What’s being planned is using heat generated by the hot underground water to warm air which would then be used to dry the fibre being turned into pellets.
Letters from both Skeena Bioenergy and from Kitselas Geothermal, a creation of the Kitselas First Nation with Calgary-based Borealis Energy as a minority shareholder, point to several benefits.
The one major benefit is the prospect of significantly reducing Skeena Bioenergy’s greenhouse gas emissions by using warm air instead of natural gas to provide heat for drying.
“Furthermore, the substitution of natural gas serves to further the long-term competitiveness of Skeena Bioenergy, a benefit to the Terrace community,” reads the letter requesting support from the company to the city.
The project “could [also] serve as the backbone for further geothermal heat distribution to energy customers within the City of Terrace,” adds Kitselas Geothermal’s own letter.

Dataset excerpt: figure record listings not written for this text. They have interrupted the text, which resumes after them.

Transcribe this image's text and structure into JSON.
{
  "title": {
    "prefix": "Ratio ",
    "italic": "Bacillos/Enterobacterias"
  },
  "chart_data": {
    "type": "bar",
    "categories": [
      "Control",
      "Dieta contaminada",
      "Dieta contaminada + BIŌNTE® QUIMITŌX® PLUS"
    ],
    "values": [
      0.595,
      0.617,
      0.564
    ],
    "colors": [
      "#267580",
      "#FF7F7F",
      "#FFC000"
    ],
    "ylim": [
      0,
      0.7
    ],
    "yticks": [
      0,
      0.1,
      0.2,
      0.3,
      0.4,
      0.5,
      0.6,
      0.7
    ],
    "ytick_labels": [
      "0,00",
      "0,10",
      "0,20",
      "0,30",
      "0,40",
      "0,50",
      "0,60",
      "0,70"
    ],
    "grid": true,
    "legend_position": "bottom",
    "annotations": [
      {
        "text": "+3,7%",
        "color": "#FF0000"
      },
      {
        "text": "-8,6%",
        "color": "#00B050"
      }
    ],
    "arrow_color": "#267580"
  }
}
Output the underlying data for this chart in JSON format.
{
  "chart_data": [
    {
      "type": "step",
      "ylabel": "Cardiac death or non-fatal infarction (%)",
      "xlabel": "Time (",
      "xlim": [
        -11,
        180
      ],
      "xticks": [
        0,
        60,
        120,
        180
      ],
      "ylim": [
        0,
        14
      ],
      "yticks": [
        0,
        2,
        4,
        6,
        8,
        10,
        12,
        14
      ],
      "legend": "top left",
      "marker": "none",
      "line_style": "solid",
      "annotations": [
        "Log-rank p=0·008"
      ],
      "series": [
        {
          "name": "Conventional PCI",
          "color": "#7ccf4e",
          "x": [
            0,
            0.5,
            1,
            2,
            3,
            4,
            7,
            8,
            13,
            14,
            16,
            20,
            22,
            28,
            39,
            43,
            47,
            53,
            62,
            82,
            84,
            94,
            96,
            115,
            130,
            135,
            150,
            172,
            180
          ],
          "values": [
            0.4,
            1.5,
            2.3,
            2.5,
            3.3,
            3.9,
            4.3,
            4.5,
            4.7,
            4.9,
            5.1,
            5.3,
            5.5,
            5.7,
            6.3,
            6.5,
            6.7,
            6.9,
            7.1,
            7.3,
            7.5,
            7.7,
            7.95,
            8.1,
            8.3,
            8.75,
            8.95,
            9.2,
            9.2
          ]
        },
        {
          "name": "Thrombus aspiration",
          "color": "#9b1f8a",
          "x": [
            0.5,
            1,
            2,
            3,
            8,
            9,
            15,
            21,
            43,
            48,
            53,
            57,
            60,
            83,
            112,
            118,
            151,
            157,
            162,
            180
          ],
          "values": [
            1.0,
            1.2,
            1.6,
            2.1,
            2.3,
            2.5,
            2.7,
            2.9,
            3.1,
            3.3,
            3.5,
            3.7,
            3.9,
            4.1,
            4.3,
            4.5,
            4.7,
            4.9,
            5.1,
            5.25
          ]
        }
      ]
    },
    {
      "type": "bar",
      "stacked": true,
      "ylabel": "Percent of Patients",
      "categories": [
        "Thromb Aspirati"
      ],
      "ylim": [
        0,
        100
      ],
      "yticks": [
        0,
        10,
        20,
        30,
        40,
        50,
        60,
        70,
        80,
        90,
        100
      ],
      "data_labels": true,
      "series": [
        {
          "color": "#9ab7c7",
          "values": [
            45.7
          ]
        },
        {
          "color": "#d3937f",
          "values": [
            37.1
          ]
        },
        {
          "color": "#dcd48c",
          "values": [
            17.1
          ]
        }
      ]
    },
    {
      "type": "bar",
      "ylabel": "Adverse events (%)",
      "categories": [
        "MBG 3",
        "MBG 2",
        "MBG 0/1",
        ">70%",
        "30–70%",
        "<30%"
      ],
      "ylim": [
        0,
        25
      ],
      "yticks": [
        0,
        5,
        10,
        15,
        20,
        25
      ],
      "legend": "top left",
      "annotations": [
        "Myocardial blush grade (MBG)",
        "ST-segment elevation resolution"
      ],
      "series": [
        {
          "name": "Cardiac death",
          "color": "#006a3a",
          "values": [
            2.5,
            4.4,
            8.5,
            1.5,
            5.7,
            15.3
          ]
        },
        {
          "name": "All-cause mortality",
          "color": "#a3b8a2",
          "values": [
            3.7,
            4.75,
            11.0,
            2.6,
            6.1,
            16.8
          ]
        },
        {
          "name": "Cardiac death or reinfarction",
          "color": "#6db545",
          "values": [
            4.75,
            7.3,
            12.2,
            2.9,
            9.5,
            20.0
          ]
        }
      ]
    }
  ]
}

A pipeline from the Lakelse Lake area to Skeena Bioenergy would be used to connect the two. Exact details were not included in the letters.
This would be the second time the city has written a support letter on behalf of Kitselas Geothermal. Last year it provided one supporting the development of a geothermal project in general.
The Lakelse Lake area has long been regarded as having the potential for a viable geothermal project, something Kitselas Geothermal began exploring more in depth in 2014 with drilling following in 2018 on the west side of Lakelse Lake across from the Mount Layton Hotsprings location.
Drilling results suggested there is hot water to at least 150 degrees celsius — a susbstantial amount of heat energy, Borealis chair Tim Thompson reported to city council during a 2020 presentation.
Thompson explained that the Terrace area is atop a region of the Earth’s crust that is being pulled apart which creates fratures in the crust and allows magma to rise closer than normal to the surface, heating subsurface water.
At a cost of $20 million Skeena Bionergy began producing pellets in 2018, using fibre from its sister Skeena Sawmills next door as well as from other sources.
It was the first significant value-added forest industry investment in the area in decades.
The plant’s design and drying processes already produce fewer greenhouse gas emissions in comparison to other pellet plants in the province and beyond.